Als gebruik wordt gemaakt van een online applicatie waarbij gebruikers ingelogd zijn, is als het goed is bekend wie er bij welk user account hoort. Dit is in veel gevallen voldoende betrouwbaar. Voor getekende documenten die ook buiten de organisatie gedeeld moeten worden is het gebruik van een eID of digitale identiteit voor de hand liggend. Daarin is de identificatie dan geregeld: door authenticatie met dat eID worden de persoonsgegevens van de ondertekenaar vastgelegd.

Ook hierin zijn verschillen in de mate van betrouwbaarheid: social logins werken met door de gebruiker zelf ingevulde gegevens (“self-assured”), maar er zijn ook eIDs waarbij de identificatie van de gebruiker veel sterker gedaan is. Voorbeelden daarvan zijn iDIN en eHerkenning.

Hoe kun je dit gebruiken?

Veel bedrijven zijn al van start gegaan met elektronische handtekeningen in één of andere vorm.
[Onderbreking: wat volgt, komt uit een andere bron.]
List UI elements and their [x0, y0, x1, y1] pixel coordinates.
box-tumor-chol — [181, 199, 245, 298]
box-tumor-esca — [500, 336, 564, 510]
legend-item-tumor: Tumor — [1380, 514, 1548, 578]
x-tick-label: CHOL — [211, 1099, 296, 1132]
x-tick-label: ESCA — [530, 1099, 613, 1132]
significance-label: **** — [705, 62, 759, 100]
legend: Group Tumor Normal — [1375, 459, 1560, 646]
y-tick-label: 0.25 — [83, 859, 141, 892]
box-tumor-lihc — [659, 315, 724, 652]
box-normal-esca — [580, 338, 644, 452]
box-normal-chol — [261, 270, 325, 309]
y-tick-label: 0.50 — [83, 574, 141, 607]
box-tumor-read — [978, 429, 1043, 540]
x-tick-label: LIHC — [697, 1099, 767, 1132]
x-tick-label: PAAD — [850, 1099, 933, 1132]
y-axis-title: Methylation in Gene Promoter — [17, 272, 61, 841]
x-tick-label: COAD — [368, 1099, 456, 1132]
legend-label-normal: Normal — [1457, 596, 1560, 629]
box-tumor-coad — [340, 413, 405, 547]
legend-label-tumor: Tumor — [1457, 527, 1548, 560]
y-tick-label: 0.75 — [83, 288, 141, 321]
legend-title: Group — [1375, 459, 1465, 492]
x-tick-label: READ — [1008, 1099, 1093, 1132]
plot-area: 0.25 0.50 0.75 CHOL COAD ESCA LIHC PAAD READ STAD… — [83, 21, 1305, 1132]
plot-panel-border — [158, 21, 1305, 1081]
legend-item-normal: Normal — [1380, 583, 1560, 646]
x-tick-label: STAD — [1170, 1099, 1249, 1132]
Met het breed beschikbaar komen van digitale identiteiten zoals iDIN en eHerkenning zijn ook deze vormen van ondertekening, dus met een betrouwbare identificatie van de ondertekenaar, breed beschikbaar. Ook in andere Europese landen zijn digitale identiteiten beschikbaar, waardoor het ondertekenen van contracten over de grens via gebruik van verschillende eID middelen geïntegreerd toegepast kan worden.

Er zijn verschillende manieren om elektronische handtekeningen te gebruiken.

Het tekenen van contracten kan volledig geïntegreerd worden in de eigen omgeving van het bedrijf. Door middel van een API naar de omgeving van een trust service provider wordt de technische uitvoering van de digitale handtekening uitbesteed, waardoor het voldoet aan de eisen die eraan gesteld worden. Opties als meerdere documenten tegelijk ondertekenen, meerdere ondertekenaars, ook buiten de eigen organisatie, doorsturen naar een andere ondertekenaar zijn allemaal mogelijk, volledig geïntegreerd via de eigen omgeving.

Een andere optie is gebruik maken van een Signing portaal.  De te ondertekenen documenten worden geupload in het portaal, met de gegevens van de ondertekenaars. Vervolgens handelt het Signing portaal het proces af, inclusief uitnodigingen tot tekenen en het uitsturen van herinneringen.

De juiste keuze voor uw organisatie hangt van verschillende facetten af, zoals het aantal documenten, de workflow waarin het ingepast moet worden, de snelheid van tekenen, en de benodigde betrouwbaarheid van de handtekening.

Signicat heeft hiervoor een buyers guide gepubliceerd die bedrijven helpt de juiste keuze te maken.

Deze tijd van werken versnelt de vraag naar digitale oplossingen. Het implementeren van een oplossing als het Signing Portaal kan direct helpen om de eerste zorg rondom contracten weg te halen. Wel wordt geadviseerd om in parallel te onderzoeken hoe op langer termijn de elektronische handtekening past in de gehele interne en externe bedrijfsvoering, waardoor stapsgewijs de stap naar volledige digitaliseren van documenten bereikt wordt.